During 1968–1969, the Kerr brothers helped lead the Colorado State Rams to the Elite Eight of the 1969 NCAA tournament. Floyd Kerr averaged 14.0 points and 6.9 rebounds, while Lloyd Kerr averaged 15.8 points and 5.7 rebounds for the season. Colorado State finished with a 17–7 record.

In the 25–team 1969 NCAA tournament, Kerr had 11 points and 8 rebounds in a 52–50 win over Dayton in the opening round. Playing in–state rival Colorado in the Midwest Regional semifinal, Kerr had 14 points and 3 rebounds in a 64–58 Colorado State victory over Colorado. In the Midwest Regional final, Floyd Kerr had 21 points to lead the team in a 84–77 loss to Drake in his final collegiate game. Floyd Kerr was named to the Midwest All–Region team.

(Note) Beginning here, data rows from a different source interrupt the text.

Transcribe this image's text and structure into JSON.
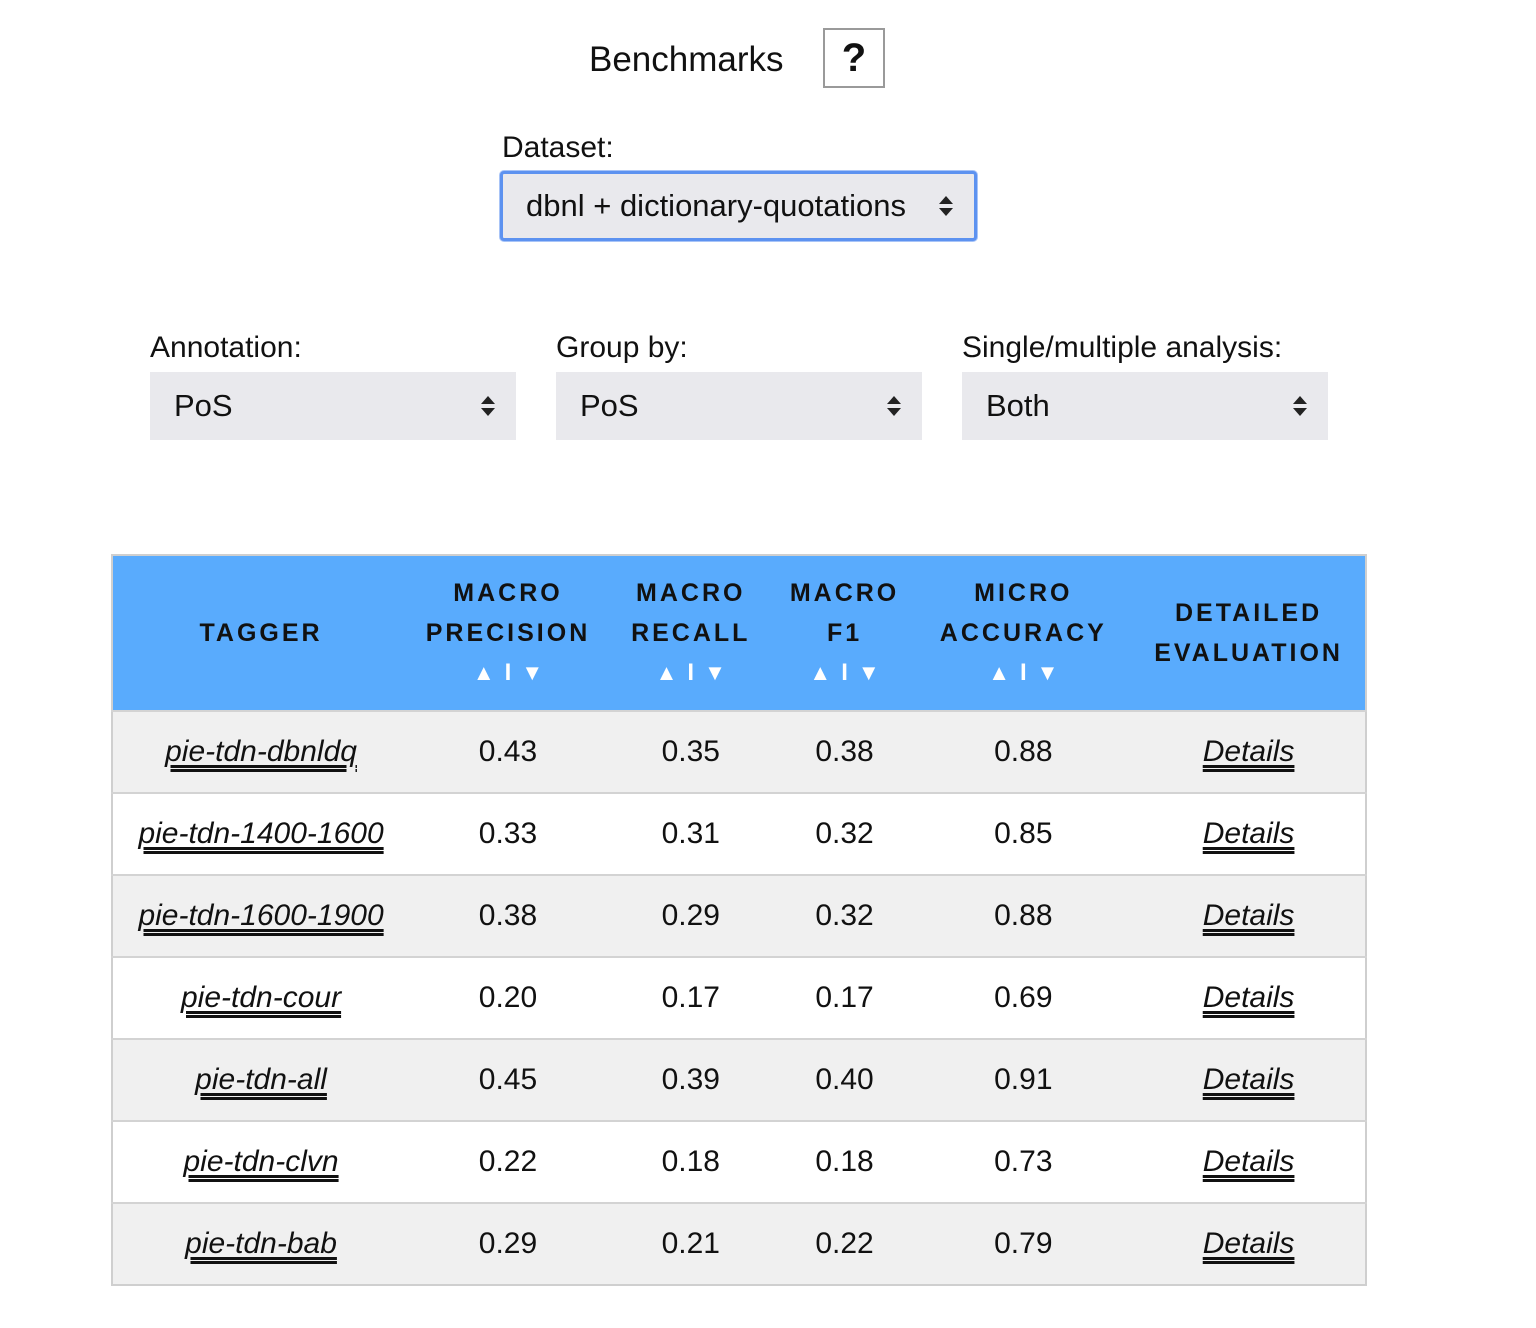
{
  "header": {
    "title": "Benchmarks",
    "help_label": "?"
  },
  "dataset": {
    "label": "Dataset:",
    "selected": "dbnl + dictionary-quotations"
  },
  "filters": [
    {
      "label": "Annotation:",
      "selected": "PoS"
    },
    {
      "label": "Group by:",
      "selected": "PoS"
    },
    {
      "label": "Single/multiple analysis:",
      "selected": "Both"
    }
  ],
  "table": {
    "columns": {
      "tagger": "TAGGER",
      "macro_precision": [
        "MACRO",
        "PRECISION"
      ],
      "macro_recall": [
        "MACRO",
        "RECALL"
      ],
      "macro_f1": [
        "MACRO",
        "F1"
      ],
      "micro_accuracy": [
        "MICRO",
        "ACCURACY"
      ],
      "detailed": [
        "DETAILED",
        "EVALUATION"
      ]
    },
    "sort": {
      "asc": "▲",
      "sep": "I",
      "desc": "▼"
    },
    "rows": [
      {
        "tagger": "pie-tdn-dbnldq",
        "precision": "0.43",
        "recall": "0.35",
        "f1": "0.38",
        "accuracy": "0.88",
        "details": "Details"
      },
      {
        "tagger": "pie-tdn-1400-1600",
        "precision": "0.33",
        "recall": "0.31",
        "f1": "0.32",
        "accuracy": "0.85",
        "details": "Details"
      },
      {
        "tagger": "pie-tdn-1600-1900",
        "precision": "0.38",
        "recall": "0.29",
        "f1": "0.32",
        "accuracy": "0.88",
        "details": "Details"
      },
      {
        "tagger": "pie-tdn-cour",
        "precision": "0.20",
        "recall": "0.17",
        "f1": "0.17",
        "accuracy": "0.69",
        "details": "Details"
      },
      {
        "tagger": "pie-tdn-all",
        "precision": "0.45",
        "recall": "0.39",
        "f1": "0.40",
        "accuracy": "0.91",
        "details": "Details"
      },
      {
        "tagger": "pie-tdn-clvn",
        "precision": "0.22",
        "recall": "0.18",
        "f1": "0.18",
        "accuracy": "0.73",
        "details": "Details"
      },
      {
        "tagger": "pie-tdn-bab",
        "precision": "0.29",
        "recall": "0.21",
        "f1": "0.22",
        "accuracy": "0.79",
        "details": "Details"
      }
    ]
  },
  "colors": {
    "header_bg": "#59abfd",
    "focus_border": "#5d92f0",
    "select_bg": "#e9e9ed",
    "row_alt": "#f0f0f0"
  }
}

==Professional basketball career==
After completing his career at Colorado State, Kerr was drafted by the Phoenix Suns in the third round of the 1969 NBA draft, with the 30th overall pick. His brother Lloyd was also drafted by Phoenix, with the 39th pick in the same draft. Floyd Kerr was also drafted by the Los Angeles Stars of the American Basketball Association in the 1969 ABA Draft. Despite not playing football, Floyd Kerr was drafted by the Dallas Cowboys as a defensive back in the 16th round of the 1969 NFL/AFL draft. Kerr played one season with the Harlem Magicians and another professional season in Belgium winning the European championship. Kerr played for the Utah Stars in the pre–season in 1971.

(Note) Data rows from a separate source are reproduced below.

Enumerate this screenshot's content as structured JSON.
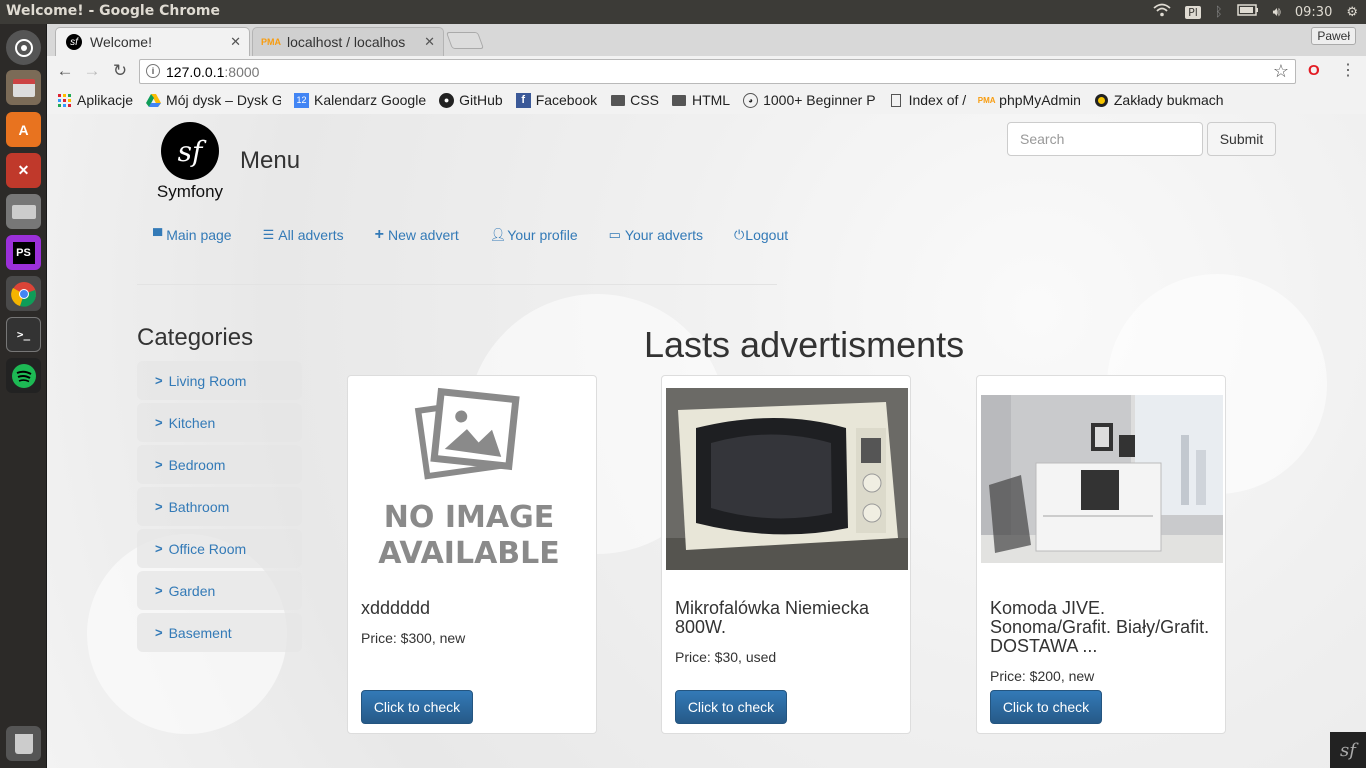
{
  "os": {
    "window_title": "Welcome! - Google Chrome",
    "keyboard_layout": "Pl",
    "clock": "09:30"
  },
  "browser": {
    "tabs": [
      {
        "title": "Welcome!",
        "icon": "symfony-icon",
        "active": true
      },
      {
        "title": "localhost / localhos",
        "icon": "phpmyadmin-icon",
        "active": false
      }
    ],
    "profile_name": "Paweł",
    "url_host": "127.0.0.1",
    "url_port": ":8000",
    "bookmarks": [
      {
        "label": "Aplikacje",
        "icon": "apps-grid-icon"
      },
      {
        "label": "Mój dysk – Dysk G",
        "icon": "google-drive-icon"
      },
      {
        "label": "Kalendarz Google",
        "icon": "calendar-icon"
      },
      {
        "label": "GitHub",
        "icon": "github-icon"
      },
      {
        "label": "Facebook",
        "icon": "facebook-icon"
      },
      {
        "label": "CSS",
        "icon": "folder-icon"
      },
      {
        "label": "HTML",
        "icon": "folder-icon"
      },
      {
        "label": "1000+ Beginner P",
        "icon": "reddit-icon"
      },
      {
        "label": "Index of /",
        "icon": "page-icon"
      },
      {
        "label": "phpMyAdmin",
        "icon": "phpmyadmin-icon"
      },
      {
        "label": "Zakłady bukmach",
        "icon": "circle-icon"
      }
    ]
  },
  "site": {
    "logo_text": "Symfony",
    "menu_title": "Menu",
    "search_placeholder": "Search",
    "submit_label": "Submit",
    "nav": [
      {
        "label": "Main page",
        "icon": "chair-icon"
      },
      {
        "label": "All adverts",
        "icon": "list-icon"
      },
      {
        "label": "New advert",
        "icon": "plus-icon"
      },
      {
        "label": "Your profile",
        "icon": "user-icon"
      },
      {
        "label": "Your adverts",
        "icon": "inbox-icon"
      },
      {
        "label": "Logout",
        "icon": "power-icon"
      }
    ],
    "categories_title": "Categories",
    "categories": [
      "Living Room",
      "Kitchen",
      "Bedroom",
      "Bathroom",
      "Office Room",
      "Garden",
      "Basement"
    ],
    "adverts_title": "Lasts advertisments",
    "no_image_line1": "NO IMAGE",
    "no_image_line2": "AVAILABLE",
    "adverts": [
      {
        "title": "xdddddd",
        "price": "Price: $300, new",
        "button": "Click to check",
        "image": "no-image"
      },
      {
        "title": "Mikrofalówka Niemiecka 800W.",
        "price": "Price: $30, used",
        "button": "Click to check",
        "image": "microwave-photo"
      },
      {
        "title": "Komoda JIVE. Sonoma/Grafit. Biały/Grafit. DOSTAWA ...",
        "price": "Price: $200, new",
        "button": "Click to check",
        "image": "dresser-photo"
      }
    ]
  }
}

==Coaching and administrative career==
Kerr returned to his alma mater to become an assistant basketball coach at Colorado State, serving in that role from 1974 to 1980 as the first black basketball coach at the university. In 1992, Kerr was head coach of the Youngstown Pride of the World Basketball League in the final season of the league. Kerr served as Assistant Athletic Director at Youngstown State University from 1993 to 2000 and became the athletic director at Southern University, a position he held from 2000 to 2005. From 2005 until his retirement in 2016, Kerr was the athletic director at Morgan State University.

In 2004, Kerr was ranked 75th as one of the 101 most influential minorities in sports by Sports Illustrated magazine.

==Personal life and death==
Floyd Kerr and wife Vivian were married in 1969.

Kerr died on February 4, 2023, at the age of 76.

==Awards==
In 2006, Floyd Kerr was inducted into the Colorado State Athletics Hall of Fame.